The purchase comes three months after the Government announced an $11 million funding boost for the Wellington museum to help it cope with a budget blowout and deferred maintenance.
Te Papa bought the work, A Painting for Uncle Frank, from an anonymous collector who will be paid in instalments over four years.
The painting was sold in 1980 by Wellington art dealer Peter McLeavey for less than $20,000.
That was the "value of McCahon's work at that period," he said.
Te Papa chief executive Dame Cheryll Sotheran said the value of McCahon paintings had rocketed in the past year and independent valuers felt it could have fetched $1 million more in Australia.
"There was a serious risk that this wonderful work would have been sold overseas and lost to New Zealand," she said. " [It] is arguably the most significant McCahon to come on the market for some time."
Dame Cheryll said the 1980 painting formed a bridge between McCahon's earlier landscape works and later pieces based on words.
It blended images of the Taranaki and Ahipara mountains with biblical text that typified the dilemma of faith common in McCahon's work.
Art critics last night said they believed the price was a record for any painting by a New Zealander.
"Dear God, it's incredible," said Herald art critic Terry McNamara, before agreeing with Dame Cheryll that the value of McCahon paintings had soared.
Auckland art consultant Hamish Keith said the sum was "absolutely a record."
"It's a particularly important painting and I think the price is fine, no problem," he said.
Record prices for paintings are hard to track because many sales are private and for undisclosed sums. However, New Zealand paintings rarely fetch more than $50,000 at auction.
A 1963 Don Binney bird painting that recently sold for $60,000 was believed to be a record at auction for a piece by a living New Zealander.
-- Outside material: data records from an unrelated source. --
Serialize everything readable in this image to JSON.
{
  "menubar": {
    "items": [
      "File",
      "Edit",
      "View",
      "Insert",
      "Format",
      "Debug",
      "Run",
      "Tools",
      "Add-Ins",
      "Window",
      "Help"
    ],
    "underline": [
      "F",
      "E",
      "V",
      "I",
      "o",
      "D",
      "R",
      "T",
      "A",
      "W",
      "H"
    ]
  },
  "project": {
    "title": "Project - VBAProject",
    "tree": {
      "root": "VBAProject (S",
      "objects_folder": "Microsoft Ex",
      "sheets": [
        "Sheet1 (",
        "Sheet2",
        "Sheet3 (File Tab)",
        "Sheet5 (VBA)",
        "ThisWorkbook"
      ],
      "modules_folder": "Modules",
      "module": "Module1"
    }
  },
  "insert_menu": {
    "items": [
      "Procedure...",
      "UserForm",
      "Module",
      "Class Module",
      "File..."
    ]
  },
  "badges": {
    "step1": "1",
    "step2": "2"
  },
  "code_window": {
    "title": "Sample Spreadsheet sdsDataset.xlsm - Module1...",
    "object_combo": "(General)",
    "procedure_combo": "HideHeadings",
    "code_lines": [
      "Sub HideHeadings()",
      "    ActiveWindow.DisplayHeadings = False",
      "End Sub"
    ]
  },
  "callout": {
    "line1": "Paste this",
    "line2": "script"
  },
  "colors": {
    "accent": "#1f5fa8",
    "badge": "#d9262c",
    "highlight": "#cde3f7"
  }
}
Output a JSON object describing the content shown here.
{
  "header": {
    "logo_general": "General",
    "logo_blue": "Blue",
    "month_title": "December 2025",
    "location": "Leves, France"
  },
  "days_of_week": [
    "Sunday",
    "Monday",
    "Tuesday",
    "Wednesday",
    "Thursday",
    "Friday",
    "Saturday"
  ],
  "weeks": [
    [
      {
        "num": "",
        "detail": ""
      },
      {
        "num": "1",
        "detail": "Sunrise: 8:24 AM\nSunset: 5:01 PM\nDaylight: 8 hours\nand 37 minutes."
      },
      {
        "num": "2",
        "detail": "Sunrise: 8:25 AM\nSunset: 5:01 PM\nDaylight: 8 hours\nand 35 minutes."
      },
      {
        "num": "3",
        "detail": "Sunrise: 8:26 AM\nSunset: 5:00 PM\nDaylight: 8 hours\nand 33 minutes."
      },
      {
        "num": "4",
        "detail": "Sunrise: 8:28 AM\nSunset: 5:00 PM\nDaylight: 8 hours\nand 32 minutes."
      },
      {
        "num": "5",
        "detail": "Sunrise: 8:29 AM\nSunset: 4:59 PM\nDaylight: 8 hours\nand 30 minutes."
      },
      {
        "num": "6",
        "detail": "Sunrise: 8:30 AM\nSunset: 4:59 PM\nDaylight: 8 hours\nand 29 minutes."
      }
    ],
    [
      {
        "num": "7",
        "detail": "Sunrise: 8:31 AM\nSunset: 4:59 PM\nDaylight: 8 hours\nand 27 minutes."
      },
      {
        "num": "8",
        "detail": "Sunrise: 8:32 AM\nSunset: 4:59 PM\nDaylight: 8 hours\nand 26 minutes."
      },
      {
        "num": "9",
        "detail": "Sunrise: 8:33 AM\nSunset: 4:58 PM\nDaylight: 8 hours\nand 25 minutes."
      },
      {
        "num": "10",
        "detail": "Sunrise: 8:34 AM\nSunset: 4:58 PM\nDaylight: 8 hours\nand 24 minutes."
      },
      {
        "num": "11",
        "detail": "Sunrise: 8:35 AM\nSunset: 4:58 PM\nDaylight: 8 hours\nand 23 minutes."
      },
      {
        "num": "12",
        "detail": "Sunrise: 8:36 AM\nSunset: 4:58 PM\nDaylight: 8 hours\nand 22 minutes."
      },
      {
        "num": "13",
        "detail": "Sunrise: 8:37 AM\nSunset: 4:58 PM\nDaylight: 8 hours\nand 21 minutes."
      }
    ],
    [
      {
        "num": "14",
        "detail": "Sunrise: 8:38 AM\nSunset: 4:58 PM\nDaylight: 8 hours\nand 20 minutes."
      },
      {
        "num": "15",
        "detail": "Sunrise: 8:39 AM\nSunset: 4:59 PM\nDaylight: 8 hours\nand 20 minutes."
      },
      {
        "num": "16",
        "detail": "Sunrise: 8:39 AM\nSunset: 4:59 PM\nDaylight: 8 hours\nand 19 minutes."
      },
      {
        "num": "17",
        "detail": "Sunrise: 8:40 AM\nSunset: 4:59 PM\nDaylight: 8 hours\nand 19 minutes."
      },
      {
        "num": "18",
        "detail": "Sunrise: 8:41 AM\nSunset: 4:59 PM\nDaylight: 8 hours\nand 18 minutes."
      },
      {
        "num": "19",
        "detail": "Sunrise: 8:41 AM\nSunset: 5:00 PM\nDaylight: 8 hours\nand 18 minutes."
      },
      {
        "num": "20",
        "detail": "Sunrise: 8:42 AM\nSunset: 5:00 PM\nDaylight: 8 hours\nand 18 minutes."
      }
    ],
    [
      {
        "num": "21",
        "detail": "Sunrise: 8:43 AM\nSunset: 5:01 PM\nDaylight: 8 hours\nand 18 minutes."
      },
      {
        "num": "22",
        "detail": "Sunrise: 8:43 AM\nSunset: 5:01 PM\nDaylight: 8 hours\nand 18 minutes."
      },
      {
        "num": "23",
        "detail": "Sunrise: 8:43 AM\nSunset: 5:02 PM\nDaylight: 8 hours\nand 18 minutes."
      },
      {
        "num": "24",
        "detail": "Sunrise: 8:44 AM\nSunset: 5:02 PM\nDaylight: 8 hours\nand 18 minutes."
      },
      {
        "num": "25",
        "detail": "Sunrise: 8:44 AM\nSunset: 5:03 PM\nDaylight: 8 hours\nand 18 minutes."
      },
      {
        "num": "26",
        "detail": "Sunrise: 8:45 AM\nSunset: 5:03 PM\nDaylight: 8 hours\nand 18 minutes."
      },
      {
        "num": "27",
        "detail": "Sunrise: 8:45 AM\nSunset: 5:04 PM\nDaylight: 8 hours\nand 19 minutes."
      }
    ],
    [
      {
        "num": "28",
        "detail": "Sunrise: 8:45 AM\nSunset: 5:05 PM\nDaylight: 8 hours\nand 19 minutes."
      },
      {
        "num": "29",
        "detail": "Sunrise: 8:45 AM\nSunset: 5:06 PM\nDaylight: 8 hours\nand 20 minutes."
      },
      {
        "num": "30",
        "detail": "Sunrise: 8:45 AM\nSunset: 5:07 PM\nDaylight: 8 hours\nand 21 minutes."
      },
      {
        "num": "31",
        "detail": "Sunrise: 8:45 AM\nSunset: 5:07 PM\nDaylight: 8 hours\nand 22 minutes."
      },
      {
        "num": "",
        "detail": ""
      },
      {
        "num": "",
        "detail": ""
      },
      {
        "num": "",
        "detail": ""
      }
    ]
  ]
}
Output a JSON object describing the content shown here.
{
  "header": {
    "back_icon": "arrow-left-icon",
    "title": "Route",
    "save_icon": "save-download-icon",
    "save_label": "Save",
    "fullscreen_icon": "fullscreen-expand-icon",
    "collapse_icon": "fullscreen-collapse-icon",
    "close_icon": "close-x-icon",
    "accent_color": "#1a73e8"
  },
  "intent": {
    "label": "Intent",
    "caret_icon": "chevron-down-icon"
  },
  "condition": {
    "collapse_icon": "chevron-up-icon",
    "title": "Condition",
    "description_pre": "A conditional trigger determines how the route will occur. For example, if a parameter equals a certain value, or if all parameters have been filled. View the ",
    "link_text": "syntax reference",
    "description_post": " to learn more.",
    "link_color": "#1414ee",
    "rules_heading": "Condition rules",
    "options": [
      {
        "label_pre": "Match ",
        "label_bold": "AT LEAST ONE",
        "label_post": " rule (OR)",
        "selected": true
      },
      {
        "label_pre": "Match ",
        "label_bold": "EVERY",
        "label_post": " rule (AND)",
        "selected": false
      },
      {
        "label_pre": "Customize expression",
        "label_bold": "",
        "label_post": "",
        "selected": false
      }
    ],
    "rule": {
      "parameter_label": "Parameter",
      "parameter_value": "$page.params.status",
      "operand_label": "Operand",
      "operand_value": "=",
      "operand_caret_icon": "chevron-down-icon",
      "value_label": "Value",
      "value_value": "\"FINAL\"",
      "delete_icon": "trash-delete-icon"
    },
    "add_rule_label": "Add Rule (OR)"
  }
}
Other McCahon pieces have sold for whopping sums in private sales. Perhaps the best-known is Storm Warning, which sparked a furore last year when Victoria University sold it to a New Zealand couple for an undisclosed sum believed to be close to $1.5 million.
Te Papa will display its new purchase from today, and will include it with some of the museum's 29 other McCahon paintings in a major exhibition earmarked for 2002.